對於無結構實驗單位的因子設計，Fries 與Hunter（1980）提出的最
小像差準則被廣泛運用在決定正規部分因子設計上。之後，許多相關研
究都集中在擁有多個誤差項的多層因子設計上，這些誤差項來自於複雜
的實驗單元結構。Chang 與Cheng (2018) 提出一種貝氏決策準則，它是
一個廣義版本的最小像差準則，並且可以運用在最佳化多層因子設計的
問題上。對於處理最佳化問題，粒子群優化演算法(PSO) 已是非常流行
並被廣泛應用於各種議題。在本篇論文中我們將提出了一個新版本的粒
子群優化演算法，來解決正規與非正規多層因子設計的最佳化問題。在
正規因子設計下，我們將定義字詞視為粒子群優化演算法中的粒子並將
粒子群優化演算法與設計鍵矩陣結合在一起。而在非正規的多層因子設
計下，則以處理組合做為演算法中的粒子。

For unstructured experimental units, minimum aberration in Fries and Hunter (1980) is a popular criterion for choosing regular fractional factorial designs. Following which, many related studies focused on multistratum
factorial designs with multiple error terms that arise from the complicated structures of experimental units. Chang and Cheng (2018) proposed a Bayesian criterion, which can be considered as a generalized version of the minimum aberration for selecting optimal multi-stratum factorial designs. Particle Swarm Optimization (PSO) algorithm is a popular optimization method that has been widely used in various applications.

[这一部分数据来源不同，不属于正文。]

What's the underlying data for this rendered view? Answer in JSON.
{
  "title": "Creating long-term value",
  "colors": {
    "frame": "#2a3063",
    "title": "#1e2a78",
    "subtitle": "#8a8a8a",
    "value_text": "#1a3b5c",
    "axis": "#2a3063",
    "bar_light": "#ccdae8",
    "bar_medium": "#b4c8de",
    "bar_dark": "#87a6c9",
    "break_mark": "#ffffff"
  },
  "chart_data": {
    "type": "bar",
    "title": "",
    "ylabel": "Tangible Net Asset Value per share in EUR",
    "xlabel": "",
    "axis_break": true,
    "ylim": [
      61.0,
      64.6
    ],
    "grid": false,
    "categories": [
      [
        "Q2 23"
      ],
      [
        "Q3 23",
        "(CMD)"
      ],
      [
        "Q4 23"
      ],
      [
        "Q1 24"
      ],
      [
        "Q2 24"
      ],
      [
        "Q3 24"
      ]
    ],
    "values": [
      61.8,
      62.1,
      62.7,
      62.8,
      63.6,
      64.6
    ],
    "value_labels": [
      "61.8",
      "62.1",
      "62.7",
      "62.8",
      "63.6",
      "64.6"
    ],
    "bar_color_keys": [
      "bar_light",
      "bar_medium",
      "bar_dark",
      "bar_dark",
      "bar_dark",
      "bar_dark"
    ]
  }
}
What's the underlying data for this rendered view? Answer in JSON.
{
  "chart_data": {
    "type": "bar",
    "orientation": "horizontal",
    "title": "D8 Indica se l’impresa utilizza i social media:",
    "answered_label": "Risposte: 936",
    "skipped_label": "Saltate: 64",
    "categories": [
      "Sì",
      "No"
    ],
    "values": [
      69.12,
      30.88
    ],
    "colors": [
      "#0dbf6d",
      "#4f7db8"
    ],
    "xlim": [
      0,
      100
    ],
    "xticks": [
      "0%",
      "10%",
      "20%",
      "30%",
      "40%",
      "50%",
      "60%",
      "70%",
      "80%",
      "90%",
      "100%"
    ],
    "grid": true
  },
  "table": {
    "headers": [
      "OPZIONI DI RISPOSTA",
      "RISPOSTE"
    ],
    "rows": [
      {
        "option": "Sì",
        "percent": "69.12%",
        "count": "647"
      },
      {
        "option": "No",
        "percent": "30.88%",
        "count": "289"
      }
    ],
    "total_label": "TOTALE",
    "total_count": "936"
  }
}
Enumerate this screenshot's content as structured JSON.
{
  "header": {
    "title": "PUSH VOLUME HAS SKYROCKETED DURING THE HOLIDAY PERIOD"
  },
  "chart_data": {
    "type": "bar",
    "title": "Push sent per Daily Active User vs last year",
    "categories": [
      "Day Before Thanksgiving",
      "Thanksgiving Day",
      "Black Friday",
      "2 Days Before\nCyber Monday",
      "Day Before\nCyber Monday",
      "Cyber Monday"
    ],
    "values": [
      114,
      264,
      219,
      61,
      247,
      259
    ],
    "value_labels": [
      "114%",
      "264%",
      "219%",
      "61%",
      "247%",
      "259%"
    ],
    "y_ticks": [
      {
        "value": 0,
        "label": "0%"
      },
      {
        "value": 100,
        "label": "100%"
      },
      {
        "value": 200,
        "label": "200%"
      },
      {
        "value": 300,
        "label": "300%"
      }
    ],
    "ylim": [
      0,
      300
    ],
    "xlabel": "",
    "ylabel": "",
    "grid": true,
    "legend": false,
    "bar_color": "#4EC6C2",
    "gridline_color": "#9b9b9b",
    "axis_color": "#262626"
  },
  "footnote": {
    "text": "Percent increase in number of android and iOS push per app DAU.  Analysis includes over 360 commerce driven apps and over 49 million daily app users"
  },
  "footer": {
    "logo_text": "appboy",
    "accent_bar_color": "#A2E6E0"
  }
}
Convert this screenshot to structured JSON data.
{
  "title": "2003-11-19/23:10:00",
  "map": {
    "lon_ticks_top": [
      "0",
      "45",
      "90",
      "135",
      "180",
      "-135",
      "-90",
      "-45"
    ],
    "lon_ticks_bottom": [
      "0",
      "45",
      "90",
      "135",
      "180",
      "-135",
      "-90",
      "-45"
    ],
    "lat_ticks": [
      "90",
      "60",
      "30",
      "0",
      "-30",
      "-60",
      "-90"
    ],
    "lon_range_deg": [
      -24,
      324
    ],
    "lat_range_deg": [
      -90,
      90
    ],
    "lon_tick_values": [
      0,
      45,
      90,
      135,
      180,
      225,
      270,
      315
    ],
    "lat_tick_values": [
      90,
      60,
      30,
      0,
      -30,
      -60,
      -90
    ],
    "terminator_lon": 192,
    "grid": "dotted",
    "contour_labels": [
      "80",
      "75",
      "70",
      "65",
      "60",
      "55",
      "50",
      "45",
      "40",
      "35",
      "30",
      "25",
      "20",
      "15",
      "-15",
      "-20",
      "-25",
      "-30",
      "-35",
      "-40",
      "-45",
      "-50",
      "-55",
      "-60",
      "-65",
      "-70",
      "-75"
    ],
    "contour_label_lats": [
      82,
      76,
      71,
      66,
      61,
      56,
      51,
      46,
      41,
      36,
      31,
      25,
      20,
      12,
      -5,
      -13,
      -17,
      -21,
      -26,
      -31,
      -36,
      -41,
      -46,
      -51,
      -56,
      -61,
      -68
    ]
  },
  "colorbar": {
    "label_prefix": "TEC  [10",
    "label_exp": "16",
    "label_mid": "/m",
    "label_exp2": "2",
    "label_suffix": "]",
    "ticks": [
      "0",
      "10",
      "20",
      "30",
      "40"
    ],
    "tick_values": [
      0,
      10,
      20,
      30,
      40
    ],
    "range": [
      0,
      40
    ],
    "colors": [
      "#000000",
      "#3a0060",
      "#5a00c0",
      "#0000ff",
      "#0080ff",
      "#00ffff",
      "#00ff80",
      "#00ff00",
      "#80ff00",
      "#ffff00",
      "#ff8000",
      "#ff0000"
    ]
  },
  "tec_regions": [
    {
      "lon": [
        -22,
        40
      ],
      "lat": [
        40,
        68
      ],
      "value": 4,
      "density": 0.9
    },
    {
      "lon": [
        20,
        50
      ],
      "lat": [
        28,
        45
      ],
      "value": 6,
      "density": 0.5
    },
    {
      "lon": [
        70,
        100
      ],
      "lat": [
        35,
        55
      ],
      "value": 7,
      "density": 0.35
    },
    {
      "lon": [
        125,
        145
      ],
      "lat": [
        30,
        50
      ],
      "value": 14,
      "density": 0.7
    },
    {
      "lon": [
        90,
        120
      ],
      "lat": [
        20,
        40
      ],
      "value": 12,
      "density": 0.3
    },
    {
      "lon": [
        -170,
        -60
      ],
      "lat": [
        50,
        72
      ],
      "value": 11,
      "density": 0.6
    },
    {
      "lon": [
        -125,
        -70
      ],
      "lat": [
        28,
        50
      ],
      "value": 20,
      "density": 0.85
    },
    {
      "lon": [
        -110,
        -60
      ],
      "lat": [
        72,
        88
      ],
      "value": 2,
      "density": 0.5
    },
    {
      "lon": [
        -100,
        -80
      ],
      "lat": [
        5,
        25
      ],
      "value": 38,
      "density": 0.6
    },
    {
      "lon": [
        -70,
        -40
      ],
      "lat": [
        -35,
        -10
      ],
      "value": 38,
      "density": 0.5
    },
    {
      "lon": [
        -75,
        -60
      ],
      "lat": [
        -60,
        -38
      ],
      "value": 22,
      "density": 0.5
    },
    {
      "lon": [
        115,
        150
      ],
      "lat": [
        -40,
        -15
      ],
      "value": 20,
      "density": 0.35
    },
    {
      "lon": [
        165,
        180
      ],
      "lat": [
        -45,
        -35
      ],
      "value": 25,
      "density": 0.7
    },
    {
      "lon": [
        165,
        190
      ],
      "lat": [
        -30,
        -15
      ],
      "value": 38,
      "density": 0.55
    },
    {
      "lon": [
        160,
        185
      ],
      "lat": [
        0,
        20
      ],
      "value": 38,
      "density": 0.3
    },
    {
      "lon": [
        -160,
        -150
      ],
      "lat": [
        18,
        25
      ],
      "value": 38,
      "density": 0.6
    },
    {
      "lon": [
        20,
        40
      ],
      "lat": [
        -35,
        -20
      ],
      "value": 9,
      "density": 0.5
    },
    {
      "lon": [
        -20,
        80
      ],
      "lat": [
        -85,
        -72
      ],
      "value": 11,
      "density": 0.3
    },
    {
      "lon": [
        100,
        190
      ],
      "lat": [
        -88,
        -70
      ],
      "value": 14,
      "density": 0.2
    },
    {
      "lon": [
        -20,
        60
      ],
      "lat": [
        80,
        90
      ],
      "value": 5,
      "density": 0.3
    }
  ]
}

In this thesis, a new version of PSO is proposed to select regular and nonregular multi-stratum designs. We treat defining words as particles in PSO and link PSO with Design key matrix for selecting regular ones. For nonregular multi-stratum designs, we treat treatment combinations as particles in PSO.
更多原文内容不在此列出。